Artikel 1 Definities

In deze beleidsregel wordt verstaan onder:

  • a.

    afstammingsbeginsel: het beginsel dat een standplaats of woonwagen die vrijkomt in eerste instantie beschikbaar komt voor mensen die afstammen van woonwagenbewoners;

  • b.

    BRP: basisregistratie personen;

  • c.

    gemeente: de gemeente Súdwest-Fryslân;

  • d.

    inschrijver: aspirant-koper van een woonwagenstandplaats;

  • e.

    woonwagen: een voor bewoning bestemd gebouw dat is geplaatst op een standplaats en dat in zijn geheel of in delen kan worden verplaatst;

  • f.

    woonwagenbewoners: mensen die zich van generatie op generatie als woonwagenbewoner hebben gemanifesteerd, of zij op dit moment daadwerkelijk in een woonwagen wonen is niet van belang. Het gaat erom dat de woonwagen een integraal onderdeel is van de identiteit.

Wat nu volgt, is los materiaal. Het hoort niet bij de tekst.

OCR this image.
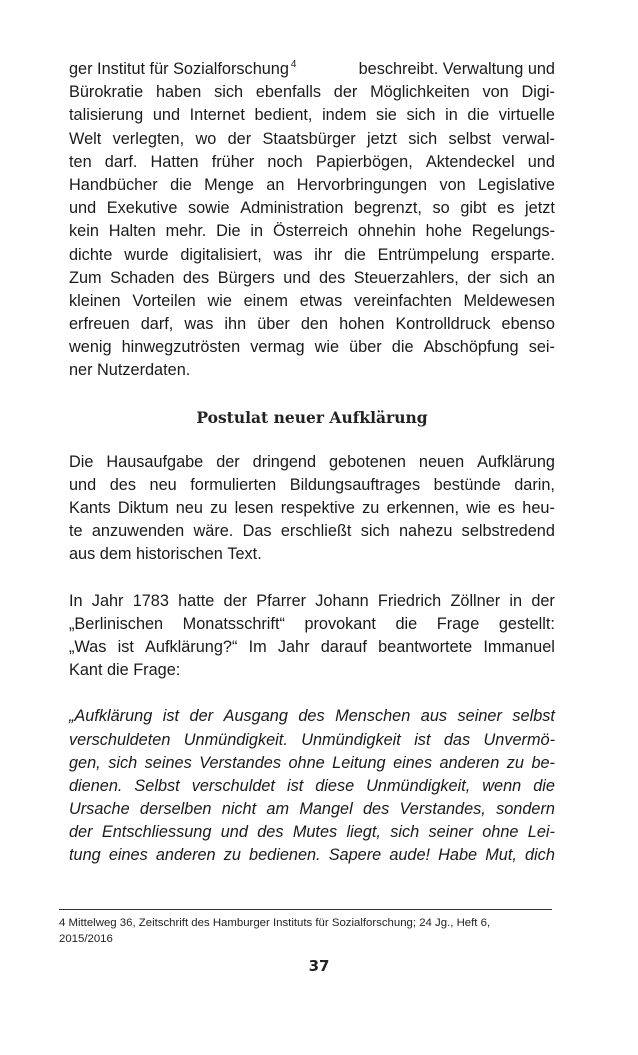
ger Institut für Sozialforschung $^4$	beschreibt. Verwaltung und
Bürokratie haben sich ebenfalls der Möglichkeiten von Digi-
talisierung und Internet bedient, indem sie sich in die virtuelle
Welt verlegten, wo der Staatsbürger jetzt sich selbst verwal-
ten darf. Hatten früher noch Papierbögen, Aktendeckel und
Handbücher die Menge an Hervorbringungen von Legislative
und Exekutive sowie Administration begrenzt, so gibt es jetzt
kein Halten mehr. Die in Österreich ohnehin hohe Regelungs-
dichte wurde digitalisiert, was ihr die Entrümpelung ersparte.
Zum Schaden des Bürgers und des Steuerzahlers, der sich an
kleinen Vorteilen wie einem etwas vereinfachten Meldewesen
erfreuen darf, was ihn über den hohen Kontrolldruck ebenso
wenig hinwegzutrösten vermag wie über die Abschöpfung sei-
ner Nutzerdaten.
Postulat neuer Aufklärung
Die Hausaufgabe der dringend gebotenen neuen Aufklärung
und des neu formulierten Bildungsauftrages bestünde darin,
Kants Diktum neu zu lesen respektive zu erkennen, wie es heu-
te anzuwenden wäre. Das erschließt sich nahezu selbstredend
aus dem historischen Text.
In Jahr 1783 hatte der Pfarrer Johann Friedrich Zöllner in der
„Berlinischen Monatsschrift“ provokant die Frage gestellt:
„Was ist Aufklärung?“ Im Jahr darauf beantwortete Immanuel
Kant die Frage:
„Aufklärung ist der Ausgang des Menschen aus seiner selbst
verschuldeten Unmündigkeit. Unmündigkeit ist das Unvermö-
gen, sich seines Verstandes ohne Leitung eines anderen zu be-
dienen. Selbst verschuldet ist diese Unmündigkeit, wenn die
Ursache derselben nicht am Mangel des Verstandes, sondern
der Entschliessung und des Mutes liegt, sich seiner ohne Lei-
tung eines anderen zu bedienen. Sapere aude! Habe Mut, dich
4 Mittelweg 36, Zeitschrift des Hamburger Instituts für Sozialforschung; 24 Jg., Heft 6,
2015/2016
37
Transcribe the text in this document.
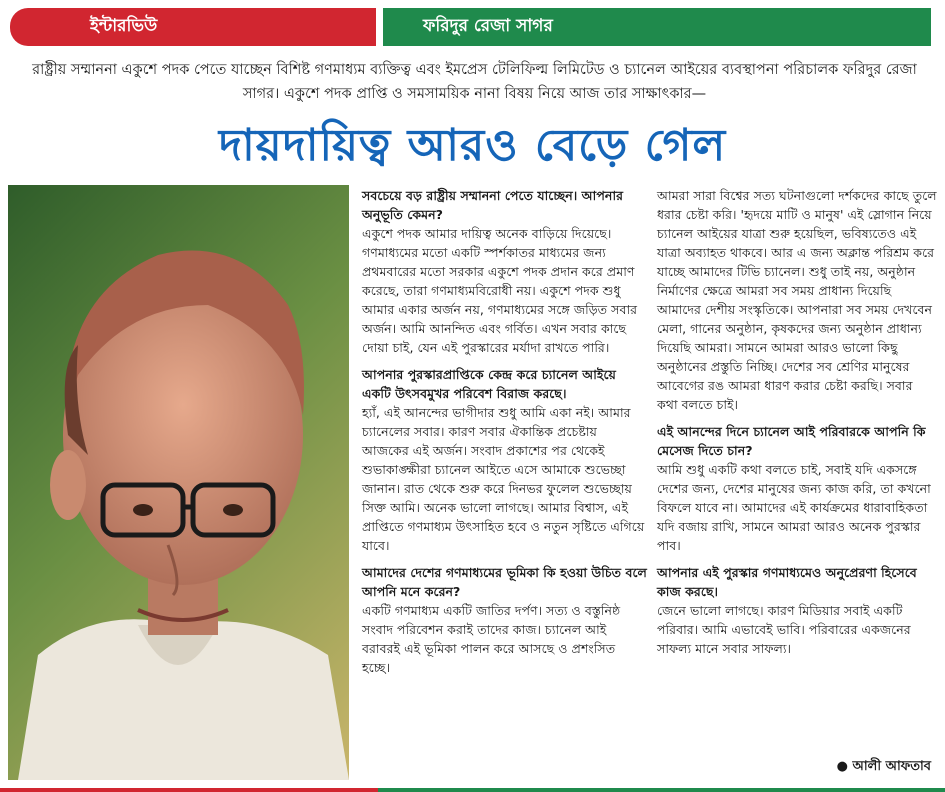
ইন্টারভিউ	ফরিদুর রেজা সাগর
রাষ্ট্রীয় সম্মাননা একুশে পদক পেতে যাচ্ছেন বিশিষ্ট গণমাধ্যম ব্যক্তিত্ব এবং ইমপ্রেস টেলিফিল্ম লিমিটেড ও চ্যানেল আইয়ের ব্যবস্থাপনা পরিচালক ফরিদুর রেজা সাগর। একুশে পদক প্রাপ্তি ও সমসাময়িক নানা বিষয় নিয়ে আজ তার সাক্ষাৎকার—
দায়দায়িত্ব আরও বেড়ে গেল

সবচেয়ে বড় রাষ্ট্রীয় সম্মাননা পেতে যাচ্ছেন। আপনার অনুভূতি কেমন?

একুশে পদক আমার দায়িত্ব অনেক বাড়িয়ে দিয়েছে। গণমাধ্যমের মতো একটি স্পর্শকাতর মাধ্যমের জন্য প্রথমবারের মতো সরকার একুশে পদক প্রদান করে প্রমাণ করেছে, তারা গণমাধ্যমবিরোধী নয়। একুশে পদক শুধু আমার একার অর্জন নয়, গণমাধ্যমের সঙ্গে জড়িত সবার অর্জন। আমি আনন্দিত এবং গর্বিত। এখন সবার কাছে দোয়া চাই, যেন এই পুরস্কারের মর্যাদা রাখতে পারি।

আপনার পুরস্কারপ্রাপ্তিকে কেন্দ্র করে চ্যানেল আইয়ে একটি উৎসবমুখর পরিবেশ বিরাজ করছে।

হ্যাঁ, এই আনন্দের ভাগীদার শুধু আমি একা নই। আমার চ্যানেলের সবার। কারণ সবার ঐকান্তিক প্রচেষ্টায় আজকের এই অর্জন। সংবাদ প্রকাশের পর থেকেই শুভাকাঙ্ক্ষীরা চ্যানেল আইতে এসে আমাকে শুভেচ্ছা জানান। রাত থেকে শুরু করে দিনভর ফুলেল শুভেচ্ছায় সিক্ত আমি। অনেক ভালো লাগছে। আমার বিশ্বাস, এই প্রাপ্তিতে গণমাধ্যম উৎসাহিত হবে ও নতুন সৃষ্টিতে এগিয়ে যাবে।

আমাদের দেশের গণমাধ্যমের ভূমিকা কি হওয়া উচিত বলে আপনি মনে করেন?

একটি গণমাধ্যম একটি জাতির দর্পণ। সত্য ও বস্তুনিষ্ঠ সংবাদ পরিবেশন করাই তাদের কাজ। চ্যানেল আই বরাবরই এই ভূমিকা পালন করে আসছে ও প্রশংসিত হচ্ছে।

আমরা সারা বিশ্বের সত্য ঘটনাগুলো দর্শকদের কাছে তুলে ধরার চেষ্টা করি। 'হৃদয়ে মাটি ও মানুষ' এই স্লোগান নিয়ে চ্যানেল আইয়ের যাত্রা শুরু হয়েছিল, ভবিষ্যতেও এই যাত্রা অব্যাহত থাকবে। আর এ জন্য অক্লান্ত পরিশ্রম করে যাচ্ছে আমাদের টিভি চ্যানেল। শুধু তাই নয়, অনুষ্ঠান নির্মাণের ক্ষেত্রে আমরা সব সময় প্রাধান্য দিয়েছি আমাদের দেশীয় সংস্কৃতিকে। আপনারা সব সময় দেখবেন মেলা, গানের অনুষ্ঠান, কৃষকদের জন্য অনুষ্ঠান প্রাধান্য দিয়েছি আমরা। সামনে আমরা আরও ভালো কিছু অনুষ্ঠানের প্রস্তুতি নিচ্ছি। দেশের সব শ্রেণির মানুষের আবেগের রঙ আমরা ধারণ করার চেষ্টা করছি। সবার কথা বলতে চাই।

এই আনন্দের দিনে চ্যানেল আই পরিবারকে আপনি কি মেসেজ দিতে চান?

আমি শুধু একটি কথা বলতে চাই, সবাই যদি একসঙ্গে দেশের জন্য, দেশের মানুষের জন্য কাজ করি, তা কখনো বিফলে যাবে না। আমাদের এই কার্যক্রমের ধারাবাহিকতা যদি বজায় রাখি, সামনে আমরা আরও অনেক পুরস্কার পাব।

আপনার এই পুরস্কার গণমাধ্যমেও অনুপ্রেরণা হিসেবে কাজ করছে।

জেনে ভালো লাগছে। কারণ মিডিয়ার সবাই একটি পরিবার। আমি এভাবেই ভাবি। পরিবারের একজনের সাফল্য মানে সবার সাফল্য।

● আলী আফতাব
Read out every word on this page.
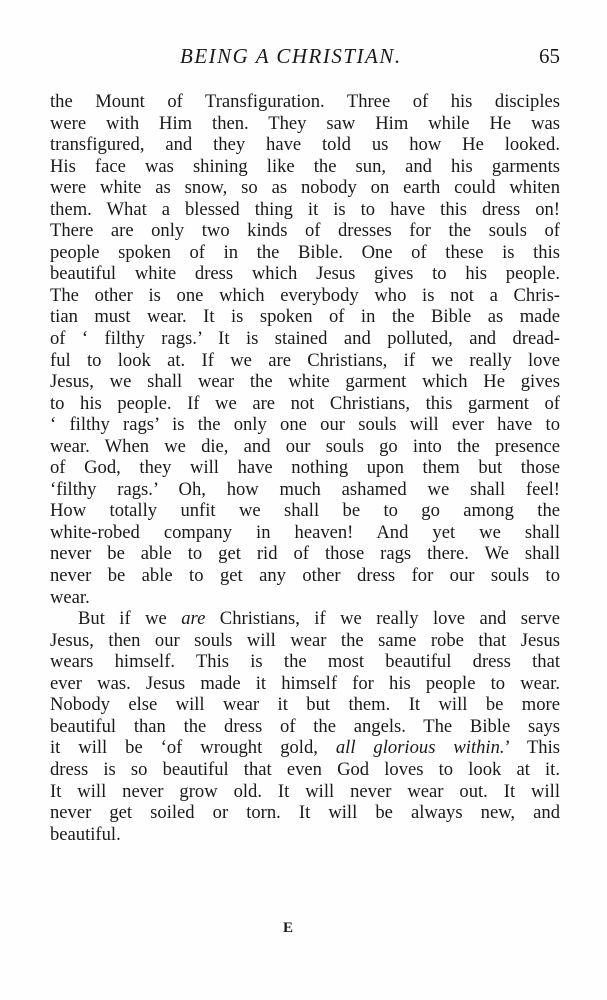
BEING A CHRISTIAN.	65
the Mount of Transfiguration. Three of his disciples
were with Him then. They saw Him while He was
transfigured, and they have told us how He looked.
His face was shining like the sun, and his garments
were white as snow, so as nobody on earth could whiten
them. What a blessed thing it is to have this dress on!
There are only two kinds of dresses for the souls of
people spoken of in the Bible. One of these is this
beautiful white dress which Jesus gives to his people.
The other is one which everybody who is not a Chris-
tian must wear. It is spoken of in the Bible as made
of ‘ filthy rags.’ It is stained and polluted, and dread-
ful to look at. If we are Christians, if we really love
Jesus, we shall wear the white garment which He gives
to his people. If we are not Christians, this garment of
‘ filthy rags’ is the only one our souls will ever have to
wear. When we die, and our souls go into the presence
of God, they will have nothing upon them but those
‘filthy rags.’ Oh, how much ashamed we shall feel!
How totally unfit we shall be to go among the
white-robed company in heaven! And yet we shall
never be able to get rid of those rags there. We shall
never be able to get any other dress for our souls to
wear.
But if we are Christians, if we really love and serve
Jesus, then our souls will wear the same robe that Jesus
wears himself. This is the most beautiful dress that
ever was. Jesus made it himself for his people to wear.
Nobody else will wear it but them. It will be more
beautiful than the dress of the angels. The Bible says
it will be ‘of wrought gold, all glorious within.’ This
dress is so beautiful that even God loves to look at it.
It will never grow old. It will never wear out. It will
never get soiled or torn. It will be always new, and
beautiful.
E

Hieronder vallen Roma, Sinti, ’Reizigers’ en rondreizende kermisexploitanten en circusartiesten;

  • g.

    woonwagenstandplaats: een kavel die is bestemd voor het plaatsen van een woonwagen, waarop voorzieningen aanwezig zijn die op het leidingnet van de openbare nutsbedrijven, van andere instellingen of van gemeenten kunnen worden aangesloten.

 

Artikel 2 Wijze van verdeling van de woonwagenstandplaats

  • 1.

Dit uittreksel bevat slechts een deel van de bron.